Ovviamente, Katalin non ha lavorato da sola. La BioNTech è stata fondata da una coppia di scienziati di origine turca, figli di immigrati in Germania: lei è Özlem Türeci, un’immunologa che è membro del consiglio d’amministrazione e responsabile della ricerca, lui è Ugur Sahin, l’amministratore delegato dell’azienda. Grazie ai loro successi, che hanno portato alla creazione di anticorpi monoclonali contro il cancro all’esofago e ora al vaccino contro il Covid-19, sono una delle coppie più ricche della Germania.
Alla Pfizer, il capo della ricerca sui vaccini è Kathrin Jansen, una tedesca immigrata negli Stati Uniti che ha collaborato strettamente con Katalin Kariko e altre 650 persone, incontrate grazie a innumerevoli meeting via Zoom.
Katalin Kariko è stata inutilmente corteggiata da Moderna, il cui fondatore è rimasto folgorato dalle potenzialità dello mRNA. Il vaccino si è rivelato molto efficace grazie ai test clinici coordinati con grande successo da Lisa Jackson.
Anche dietro il vaccino sviluppato da AstraZeneca in collaborazione con l’Università di Oxford c’è una donna: Sarah Gilbert, professore di Vaccinologia a Oxford. Madre di famiglia cinquantenne, si è dedicata anima e corpo allo sviluppo del vaccino, iniziando a lavorare tutte le mattine alle 4.
La storia che trovo più coinvolgente è però quella di Nita Patel, la scienziata artefice del vaccino sviluppato da Novavax, una ditta che stava fallendo prima che il programma del governo americano per il finanziamento eccezionale dei vaccini le portasse nuova vita. Nita Patel è nata in un piccolo villaggio dell’India rurale e, quando era bambina, suo padre si ammalò di tubercolosi.
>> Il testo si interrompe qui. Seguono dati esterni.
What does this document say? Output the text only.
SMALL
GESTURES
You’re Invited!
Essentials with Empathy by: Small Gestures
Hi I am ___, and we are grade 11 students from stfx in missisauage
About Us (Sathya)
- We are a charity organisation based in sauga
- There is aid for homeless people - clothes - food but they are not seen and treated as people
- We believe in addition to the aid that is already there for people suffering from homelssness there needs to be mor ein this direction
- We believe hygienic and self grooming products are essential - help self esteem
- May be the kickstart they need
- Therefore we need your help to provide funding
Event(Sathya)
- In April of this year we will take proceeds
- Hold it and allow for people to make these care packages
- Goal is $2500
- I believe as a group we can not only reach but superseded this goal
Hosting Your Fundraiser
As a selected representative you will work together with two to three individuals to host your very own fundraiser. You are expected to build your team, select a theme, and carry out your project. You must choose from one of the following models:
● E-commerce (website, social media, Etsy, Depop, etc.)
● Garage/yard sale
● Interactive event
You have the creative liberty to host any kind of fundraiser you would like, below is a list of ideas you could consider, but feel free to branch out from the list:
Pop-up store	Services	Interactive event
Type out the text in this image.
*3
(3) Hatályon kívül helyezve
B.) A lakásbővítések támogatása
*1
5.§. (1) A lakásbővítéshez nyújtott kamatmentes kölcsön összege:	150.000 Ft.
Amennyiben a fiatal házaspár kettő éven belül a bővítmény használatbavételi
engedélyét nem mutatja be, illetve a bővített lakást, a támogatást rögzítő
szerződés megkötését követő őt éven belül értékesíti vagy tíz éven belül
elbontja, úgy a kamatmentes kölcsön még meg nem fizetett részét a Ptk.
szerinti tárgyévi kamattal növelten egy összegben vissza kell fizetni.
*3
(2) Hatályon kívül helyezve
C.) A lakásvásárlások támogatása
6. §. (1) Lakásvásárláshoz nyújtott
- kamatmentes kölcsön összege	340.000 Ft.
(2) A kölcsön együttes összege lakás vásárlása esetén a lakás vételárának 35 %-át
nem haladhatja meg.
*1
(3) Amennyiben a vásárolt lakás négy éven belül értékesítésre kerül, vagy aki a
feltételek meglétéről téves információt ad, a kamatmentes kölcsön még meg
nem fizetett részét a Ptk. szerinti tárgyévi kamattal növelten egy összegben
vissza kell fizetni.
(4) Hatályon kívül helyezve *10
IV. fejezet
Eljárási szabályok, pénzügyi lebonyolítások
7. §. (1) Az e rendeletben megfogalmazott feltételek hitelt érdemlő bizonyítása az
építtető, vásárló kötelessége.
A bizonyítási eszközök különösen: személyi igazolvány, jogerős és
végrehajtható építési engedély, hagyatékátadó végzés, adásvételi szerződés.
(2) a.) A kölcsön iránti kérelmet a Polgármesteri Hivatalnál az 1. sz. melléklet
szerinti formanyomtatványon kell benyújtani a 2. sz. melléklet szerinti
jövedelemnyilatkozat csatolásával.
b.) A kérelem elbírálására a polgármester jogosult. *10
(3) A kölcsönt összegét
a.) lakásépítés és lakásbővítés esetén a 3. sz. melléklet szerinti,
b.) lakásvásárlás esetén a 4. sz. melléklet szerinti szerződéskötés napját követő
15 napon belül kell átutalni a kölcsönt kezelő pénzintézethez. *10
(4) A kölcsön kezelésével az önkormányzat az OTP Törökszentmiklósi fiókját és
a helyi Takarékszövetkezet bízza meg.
Sopravvisse, ma le sue capacità di lavoro limitate fecero piombare la famiglia nella povertà e la piccola decise che sarebbe diventata medico per trovare il vaccino contro la tubercolosi. Emigrata negli Stati Uniti, Nita è diventata la punta di diamante di Novavax, dove ha sviluppato un vaccino innovativo, basato sull’utilizzo di larve di tarme, che è in fase di test e sembra promettente.
E la lista delle donne coinvolte nello sviluppo dei vaccini potrebbe continuare, perché sono proprio tante le ricercatrici che hanno dato un contributo importante in questo campo. Forse la presenza di donne di talento ne attira altre, a formare gruppi di ricerca coesi e produttivi. Certamente, è una prova che le donne hanno moltissimo da offrire alla società.